The Advanced Technology Development Center, Georgia Tech Supply Chain and Logistics Institute, Georgia Centers of Innovation, Georgia Research Alliance and Atlanta Tech Village, among countless others, are other strong indicators for why our state can make the claim of being the powerhouse of supply chain innovation. Atlanta Tech Village alone is the fourth largest tech entrepreneurial hub in the nation.
In May, the Metro Atlanta Chamber helped kick off Infrastructure Week—a national series focused on tech, transit and inclusive development. It’s important to view supply chain tech innovations for what they are— initiatives and solutions that have the power to change our quality of life for the better and affect millions of people every day. Many of our speakers across the course of Infrastructure Week emphasized the fact that no one individual or organization has all the answers. When we move past our silos and collaborate, we all benefit when it comes to understanding emerging tech.
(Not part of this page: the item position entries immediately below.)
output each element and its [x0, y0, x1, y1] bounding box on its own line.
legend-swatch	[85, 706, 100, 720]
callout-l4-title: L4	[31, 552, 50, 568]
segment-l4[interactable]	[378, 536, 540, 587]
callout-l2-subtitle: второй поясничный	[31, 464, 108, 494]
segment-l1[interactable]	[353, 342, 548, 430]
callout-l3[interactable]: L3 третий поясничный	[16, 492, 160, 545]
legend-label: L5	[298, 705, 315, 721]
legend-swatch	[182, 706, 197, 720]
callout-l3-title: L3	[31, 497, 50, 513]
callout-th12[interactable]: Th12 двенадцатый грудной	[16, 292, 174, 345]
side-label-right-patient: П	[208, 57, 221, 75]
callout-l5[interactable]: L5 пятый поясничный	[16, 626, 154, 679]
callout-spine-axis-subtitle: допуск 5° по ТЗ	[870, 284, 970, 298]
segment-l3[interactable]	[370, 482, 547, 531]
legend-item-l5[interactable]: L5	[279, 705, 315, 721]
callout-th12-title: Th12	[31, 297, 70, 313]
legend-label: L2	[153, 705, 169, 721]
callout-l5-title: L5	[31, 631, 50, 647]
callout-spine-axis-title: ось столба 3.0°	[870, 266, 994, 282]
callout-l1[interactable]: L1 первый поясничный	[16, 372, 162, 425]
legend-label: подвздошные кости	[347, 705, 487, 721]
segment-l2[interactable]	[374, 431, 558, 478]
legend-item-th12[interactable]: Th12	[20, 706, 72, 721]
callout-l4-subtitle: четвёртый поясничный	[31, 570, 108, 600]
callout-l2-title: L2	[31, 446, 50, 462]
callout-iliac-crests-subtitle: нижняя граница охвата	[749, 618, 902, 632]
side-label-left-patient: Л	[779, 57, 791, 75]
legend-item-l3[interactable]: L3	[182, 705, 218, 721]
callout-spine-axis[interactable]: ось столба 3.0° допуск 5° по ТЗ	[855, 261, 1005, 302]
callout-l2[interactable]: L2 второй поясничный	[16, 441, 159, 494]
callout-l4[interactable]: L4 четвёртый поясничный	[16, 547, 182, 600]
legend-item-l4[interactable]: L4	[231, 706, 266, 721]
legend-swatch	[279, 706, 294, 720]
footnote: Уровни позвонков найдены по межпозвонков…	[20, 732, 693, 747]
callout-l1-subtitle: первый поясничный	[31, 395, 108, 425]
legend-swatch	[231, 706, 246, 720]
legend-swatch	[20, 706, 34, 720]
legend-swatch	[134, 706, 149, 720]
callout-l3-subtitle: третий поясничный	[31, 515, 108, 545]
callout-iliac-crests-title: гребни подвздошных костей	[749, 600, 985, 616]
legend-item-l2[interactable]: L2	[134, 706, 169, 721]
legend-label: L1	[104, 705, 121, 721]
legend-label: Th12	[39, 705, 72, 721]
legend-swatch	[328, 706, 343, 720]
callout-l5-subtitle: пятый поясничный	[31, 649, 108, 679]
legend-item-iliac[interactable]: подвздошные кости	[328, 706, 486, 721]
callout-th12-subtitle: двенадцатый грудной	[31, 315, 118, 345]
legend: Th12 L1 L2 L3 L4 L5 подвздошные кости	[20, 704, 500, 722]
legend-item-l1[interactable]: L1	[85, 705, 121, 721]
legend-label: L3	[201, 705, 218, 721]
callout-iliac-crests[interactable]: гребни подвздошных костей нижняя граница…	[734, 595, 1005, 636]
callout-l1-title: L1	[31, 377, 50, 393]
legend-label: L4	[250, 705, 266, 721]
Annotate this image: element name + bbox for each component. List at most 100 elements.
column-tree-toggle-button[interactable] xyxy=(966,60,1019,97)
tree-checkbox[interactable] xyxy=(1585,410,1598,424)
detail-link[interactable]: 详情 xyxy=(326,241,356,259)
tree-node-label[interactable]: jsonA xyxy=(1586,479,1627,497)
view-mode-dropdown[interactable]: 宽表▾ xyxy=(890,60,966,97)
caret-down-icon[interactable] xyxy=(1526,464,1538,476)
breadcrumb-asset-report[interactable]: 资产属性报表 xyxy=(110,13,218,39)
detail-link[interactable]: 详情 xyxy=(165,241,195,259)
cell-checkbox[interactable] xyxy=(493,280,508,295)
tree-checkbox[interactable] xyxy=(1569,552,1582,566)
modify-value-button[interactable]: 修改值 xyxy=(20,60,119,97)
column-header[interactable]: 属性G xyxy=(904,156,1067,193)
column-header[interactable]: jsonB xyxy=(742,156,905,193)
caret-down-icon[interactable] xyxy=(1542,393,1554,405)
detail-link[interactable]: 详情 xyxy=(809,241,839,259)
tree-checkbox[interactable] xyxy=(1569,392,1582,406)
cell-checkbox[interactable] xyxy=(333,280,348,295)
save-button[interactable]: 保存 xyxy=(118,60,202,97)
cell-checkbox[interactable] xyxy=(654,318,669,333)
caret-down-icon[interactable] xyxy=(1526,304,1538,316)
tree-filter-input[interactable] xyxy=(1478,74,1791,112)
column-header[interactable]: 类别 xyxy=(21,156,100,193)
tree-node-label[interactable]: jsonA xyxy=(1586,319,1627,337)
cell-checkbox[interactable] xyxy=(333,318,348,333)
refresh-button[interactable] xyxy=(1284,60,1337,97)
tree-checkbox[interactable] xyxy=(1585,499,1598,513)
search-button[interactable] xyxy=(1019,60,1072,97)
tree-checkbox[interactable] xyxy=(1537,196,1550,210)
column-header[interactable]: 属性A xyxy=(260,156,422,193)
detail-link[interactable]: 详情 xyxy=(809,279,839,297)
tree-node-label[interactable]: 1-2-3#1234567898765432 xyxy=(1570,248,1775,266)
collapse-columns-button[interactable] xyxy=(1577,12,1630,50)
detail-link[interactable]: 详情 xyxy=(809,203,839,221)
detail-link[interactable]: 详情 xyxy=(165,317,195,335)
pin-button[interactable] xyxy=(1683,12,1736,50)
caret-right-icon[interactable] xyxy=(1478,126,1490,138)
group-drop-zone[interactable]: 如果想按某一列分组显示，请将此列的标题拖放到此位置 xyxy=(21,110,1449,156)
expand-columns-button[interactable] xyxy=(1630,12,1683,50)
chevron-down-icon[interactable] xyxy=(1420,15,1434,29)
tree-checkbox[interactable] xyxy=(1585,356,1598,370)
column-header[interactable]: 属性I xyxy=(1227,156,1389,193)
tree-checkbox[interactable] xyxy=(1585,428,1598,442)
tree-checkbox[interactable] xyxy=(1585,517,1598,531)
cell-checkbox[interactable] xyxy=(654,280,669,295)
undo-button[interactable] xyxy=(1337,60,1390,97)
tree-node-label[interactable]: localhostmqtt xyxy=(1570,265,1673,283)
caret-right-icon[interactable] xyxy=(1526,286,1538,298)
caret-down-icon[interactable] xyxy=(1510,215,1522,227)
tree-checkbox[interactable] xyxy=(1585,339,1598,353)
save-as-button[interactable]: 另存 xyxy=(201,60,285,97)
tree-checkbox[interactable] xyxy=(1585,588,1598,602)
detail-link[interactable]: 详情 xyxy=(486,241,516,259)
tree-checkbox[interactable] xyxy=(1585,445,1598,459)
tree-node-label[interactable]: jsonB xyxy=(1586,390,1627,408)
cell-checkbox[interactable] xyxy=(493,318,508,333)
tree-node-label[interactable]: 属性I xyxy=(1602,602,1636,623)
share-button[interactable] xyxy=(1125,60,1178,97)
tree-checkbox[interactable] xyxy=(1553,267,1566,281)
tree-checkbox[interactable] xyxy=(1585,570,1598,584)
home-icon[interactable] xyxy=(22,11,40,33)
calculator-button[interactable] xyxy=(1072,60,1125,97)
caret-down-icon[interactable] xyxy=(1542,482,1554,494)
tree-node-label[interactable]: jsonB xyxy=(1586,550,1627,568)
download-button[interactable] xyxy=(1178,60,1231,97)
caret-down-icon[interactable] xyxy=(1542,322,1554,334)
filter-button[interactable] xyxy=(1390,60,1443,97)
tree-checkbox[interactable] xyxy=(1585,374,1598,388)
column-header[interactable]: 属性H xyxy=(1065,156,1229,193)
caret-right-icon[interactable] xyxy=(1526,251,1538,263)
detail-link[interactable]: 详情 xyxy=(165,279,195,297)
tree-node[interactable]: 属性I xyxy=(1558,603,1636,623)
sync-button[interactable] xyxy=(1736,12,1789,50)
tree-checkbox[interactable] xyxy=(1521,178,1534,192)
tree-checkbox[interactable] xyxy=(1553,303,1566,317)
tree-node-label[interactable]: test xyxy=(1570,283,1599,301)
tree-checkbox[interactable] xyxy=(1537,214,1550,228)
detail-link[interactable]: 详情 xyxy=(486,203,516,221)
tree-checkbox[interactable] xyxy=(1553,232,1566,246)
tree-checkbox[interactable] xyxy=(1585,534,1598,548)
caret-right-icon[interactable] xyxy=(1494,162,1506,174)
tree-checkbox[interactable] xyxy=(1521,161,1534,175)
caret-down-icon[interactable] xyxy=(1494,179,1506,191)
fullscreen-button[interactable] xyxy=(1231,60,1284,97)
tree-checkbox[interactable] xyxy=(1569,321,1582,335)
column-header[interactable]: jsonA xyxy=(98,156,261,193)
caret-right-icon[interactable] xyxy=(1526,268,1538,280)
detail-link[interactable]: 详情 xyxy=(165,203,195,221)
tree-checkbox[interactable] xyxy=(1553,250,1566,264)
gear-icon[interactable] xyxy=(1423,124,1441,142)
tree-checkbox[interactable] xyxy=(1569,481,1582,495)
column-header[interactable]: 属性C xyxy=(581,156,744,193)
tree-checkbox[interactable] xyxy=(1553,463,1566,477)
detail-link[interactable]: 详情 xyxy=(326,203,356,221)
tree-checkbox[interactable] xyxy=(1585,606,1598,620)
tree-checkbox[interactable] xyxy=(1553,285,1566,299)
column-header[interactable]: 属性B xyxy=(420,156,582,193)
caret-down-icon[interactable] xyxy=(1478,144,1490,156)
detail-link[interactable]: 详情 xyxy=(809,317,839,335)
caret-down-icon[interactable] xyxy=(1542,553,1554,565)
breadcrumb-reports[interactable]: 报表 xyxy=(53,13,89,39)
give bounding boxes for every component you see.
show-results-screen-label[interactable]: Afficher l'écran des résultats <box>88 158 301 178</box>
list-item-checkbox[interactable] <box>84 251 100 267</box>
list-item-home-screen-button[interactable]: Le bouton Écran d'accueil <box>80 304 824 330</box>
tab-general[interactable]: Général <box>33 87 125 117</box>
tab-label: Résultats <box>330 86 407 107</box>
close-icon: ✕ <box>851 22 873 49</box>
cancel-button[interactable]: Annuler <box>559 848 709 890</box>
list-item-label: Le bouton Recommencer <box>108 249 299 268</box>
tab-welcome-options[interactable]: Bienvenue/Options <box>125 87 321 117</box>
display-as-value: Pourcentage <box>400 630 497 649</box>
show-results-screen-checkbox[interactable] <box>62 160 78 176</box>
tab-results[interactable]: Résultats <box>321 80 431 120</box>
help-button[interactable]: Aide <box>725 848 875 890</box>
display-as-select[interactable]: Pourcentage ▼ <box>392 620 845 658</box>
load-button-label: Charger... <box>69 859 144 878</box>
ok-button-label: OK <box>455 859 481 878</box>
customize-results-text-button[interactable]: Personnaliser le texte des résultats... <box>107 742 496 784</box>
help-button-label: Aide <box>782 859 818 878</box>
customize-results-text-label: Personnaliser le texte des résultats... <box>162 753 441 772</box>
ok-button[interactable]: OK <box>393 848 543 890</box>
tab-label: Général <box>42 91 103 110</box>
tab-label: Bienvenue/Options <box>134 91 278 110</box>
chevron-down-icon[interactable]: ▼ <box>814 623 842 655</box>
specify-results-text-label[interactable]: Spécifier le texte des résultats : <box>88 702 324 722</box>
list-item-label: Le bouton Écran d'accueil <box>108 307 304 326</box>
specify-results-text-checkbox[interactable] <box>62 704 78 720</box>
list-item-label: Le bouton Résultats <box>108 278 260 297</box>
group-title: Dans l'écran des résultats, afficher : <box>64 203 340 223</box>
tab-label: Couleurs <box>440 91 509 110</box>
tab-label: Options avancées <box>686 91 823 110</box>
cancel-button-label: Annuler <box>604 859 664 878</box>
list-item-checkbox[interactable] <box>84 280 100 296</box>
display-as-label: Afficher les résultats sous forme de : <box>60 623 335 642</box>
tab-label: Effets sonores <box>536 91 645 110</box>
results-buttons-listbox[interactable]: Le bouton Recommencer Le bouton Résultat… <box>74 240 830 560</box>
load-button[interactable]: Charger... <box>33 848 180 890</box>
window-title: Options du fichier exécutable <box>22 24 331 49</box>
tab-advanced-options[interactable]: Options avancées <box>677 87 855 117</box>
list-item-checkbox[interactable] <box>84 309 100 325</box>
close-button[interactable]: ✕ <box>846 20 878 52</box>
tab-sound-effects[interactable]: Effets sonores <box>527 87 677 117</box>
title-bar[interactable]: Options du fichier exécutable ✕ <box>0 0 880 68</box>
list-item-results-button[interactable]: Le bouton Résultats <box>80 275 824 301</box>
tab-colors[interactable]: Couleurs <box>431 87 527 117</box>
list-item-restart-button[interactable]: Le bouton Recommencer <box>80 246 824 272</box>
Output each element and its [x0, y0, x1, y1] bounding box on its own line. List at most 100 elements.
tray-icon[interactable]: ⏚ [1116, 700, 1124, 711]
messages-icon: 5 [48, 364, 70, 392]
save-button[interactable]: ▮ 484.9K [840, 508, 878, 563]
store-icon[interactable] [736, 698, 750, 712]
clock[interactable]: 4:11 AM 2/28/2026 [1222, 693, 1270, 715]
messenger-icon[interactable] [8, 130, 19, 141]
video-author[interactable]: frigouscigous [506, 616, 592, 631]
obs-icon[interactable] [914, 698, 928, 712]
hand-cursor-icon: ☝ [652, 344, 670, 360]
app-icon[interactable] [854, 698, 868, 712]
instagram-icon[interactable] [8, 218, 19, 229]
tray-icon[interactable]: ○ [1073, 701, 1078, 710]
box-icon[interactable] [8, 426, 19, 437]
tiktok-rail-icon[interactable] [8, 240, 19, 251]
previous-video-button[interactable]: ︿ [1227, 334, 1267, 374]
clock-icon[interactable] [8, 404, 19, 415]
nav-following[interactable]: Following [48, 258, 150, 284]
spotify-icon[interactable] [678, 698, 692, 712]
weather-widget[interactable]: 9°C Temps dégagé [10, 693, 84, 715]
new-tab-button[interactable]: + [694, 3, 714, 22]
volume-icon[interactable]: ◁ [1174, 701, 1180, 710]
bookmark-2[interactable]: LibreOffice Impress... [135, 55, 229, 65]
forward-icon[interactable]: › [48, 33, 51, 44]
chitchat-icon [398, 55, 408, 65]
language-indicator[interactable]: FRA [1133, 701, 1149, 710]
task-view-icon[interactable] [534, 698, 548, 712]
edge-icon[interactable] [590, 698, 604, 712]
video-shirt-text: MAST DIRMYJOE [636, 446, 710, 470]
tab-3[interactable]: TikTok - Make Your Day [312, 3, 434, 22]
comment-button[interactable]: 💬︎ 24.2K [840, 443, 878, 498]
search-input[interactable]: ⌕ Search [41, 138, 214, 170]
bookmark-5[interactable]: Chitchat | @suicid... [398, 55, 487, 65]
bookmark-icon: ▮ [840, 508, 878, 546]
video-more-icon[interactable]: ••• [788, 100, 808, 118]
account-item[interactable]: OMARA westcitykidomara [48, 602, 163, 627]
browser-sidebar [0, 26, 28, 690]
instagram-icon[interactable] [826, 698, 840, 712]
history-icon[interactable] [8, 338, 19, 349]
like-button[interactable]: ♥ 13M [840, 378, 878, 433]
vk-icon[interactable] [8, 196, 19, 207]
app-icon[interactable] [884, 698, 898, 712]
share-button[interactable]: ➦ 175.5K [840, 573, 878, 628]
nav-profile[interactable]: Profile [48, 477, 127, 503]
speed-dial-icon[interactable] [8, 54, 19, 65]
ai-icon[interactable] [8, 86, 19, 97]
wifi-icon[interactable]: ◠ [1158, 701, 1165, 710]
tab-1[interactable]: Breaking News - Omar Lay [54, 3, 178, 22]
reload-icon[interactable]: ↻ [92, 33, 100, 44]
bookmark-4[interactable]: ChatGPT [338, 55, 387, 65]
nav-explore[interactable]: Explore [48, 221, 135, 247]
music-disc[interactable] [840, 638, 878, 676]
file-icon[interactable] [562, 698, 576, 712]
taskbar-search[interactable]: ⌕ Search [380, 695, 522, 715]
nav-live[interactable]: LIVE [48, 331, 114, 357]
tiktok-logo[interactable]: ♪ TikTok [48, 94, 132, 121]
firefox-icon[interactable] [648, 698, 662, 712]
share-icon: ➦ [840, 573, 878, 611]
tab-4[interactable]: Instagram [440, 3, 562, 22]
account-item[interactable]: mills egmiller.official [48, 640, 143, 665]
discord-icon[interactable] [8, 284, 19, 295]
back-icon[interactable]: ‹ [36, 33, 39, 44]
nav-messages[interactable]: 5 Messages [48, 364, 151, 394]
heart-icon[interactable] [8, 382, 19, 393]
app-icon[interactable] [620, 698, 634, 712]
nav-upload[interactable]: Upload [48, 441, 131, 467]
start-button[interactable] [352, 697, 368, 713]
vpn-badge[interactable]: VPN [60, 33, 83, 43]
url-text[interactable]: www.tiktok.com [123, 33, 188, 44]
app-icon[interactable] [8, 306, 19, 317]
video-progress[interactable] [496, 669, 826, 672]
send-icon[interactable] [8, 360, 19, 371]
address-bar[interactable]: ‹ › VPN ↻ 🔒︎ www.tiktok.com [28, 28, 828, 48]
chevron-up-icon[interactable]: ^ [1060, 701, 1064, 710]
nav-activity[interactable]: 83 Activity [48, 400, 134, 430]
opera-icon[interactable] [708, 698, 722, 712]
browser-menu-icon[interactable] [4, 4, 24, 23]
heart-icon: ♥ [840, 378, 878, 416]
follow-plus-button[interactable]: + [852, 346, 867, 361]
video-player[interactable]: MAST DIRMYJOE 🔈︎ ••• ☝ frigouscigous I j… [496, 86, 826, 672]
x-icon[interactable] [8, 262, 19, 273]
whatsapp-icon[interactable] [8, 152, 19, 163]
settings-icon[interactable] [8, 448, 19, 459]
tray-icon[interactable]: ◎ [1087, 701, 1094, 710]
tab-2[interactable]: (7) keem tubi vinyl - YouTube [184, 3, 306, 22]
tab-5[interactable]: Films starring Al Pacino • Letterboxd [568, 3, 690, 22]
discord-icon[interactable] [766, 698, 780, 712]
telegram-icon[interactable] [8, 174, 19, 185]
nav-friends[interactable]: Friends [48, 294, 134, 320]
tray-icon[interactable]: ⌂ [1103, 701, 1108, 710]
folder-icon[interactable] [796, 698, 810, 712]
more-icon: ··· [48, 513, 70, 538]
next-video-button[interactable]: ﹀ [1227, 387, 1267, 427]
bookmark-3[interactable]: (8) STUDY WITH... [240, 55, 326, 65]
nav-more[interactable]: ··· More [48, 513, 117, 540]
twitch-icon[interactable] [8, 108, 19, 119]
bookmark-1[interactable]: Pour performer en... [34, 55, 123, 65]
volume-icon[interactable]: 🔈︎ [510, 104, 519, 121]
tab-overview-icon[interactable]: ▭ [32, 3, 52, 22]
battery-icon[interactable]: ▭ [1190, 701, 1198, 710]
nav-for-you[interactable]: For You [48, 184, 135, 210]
Georgia is the #1 state for business and #1 state for distribution and supply chain hubs. Four of Gartner’s top 25 global supply chains are run out of metro Atlanta. We’re at the intersection of the world’s most-traveled airport, the national network of highways and a key port for the East Coast. A recent report from Deloitte ranked metro Atlanta as the number two city for digital supply chain. This reputation for connecting the world’s innovators is something we do best.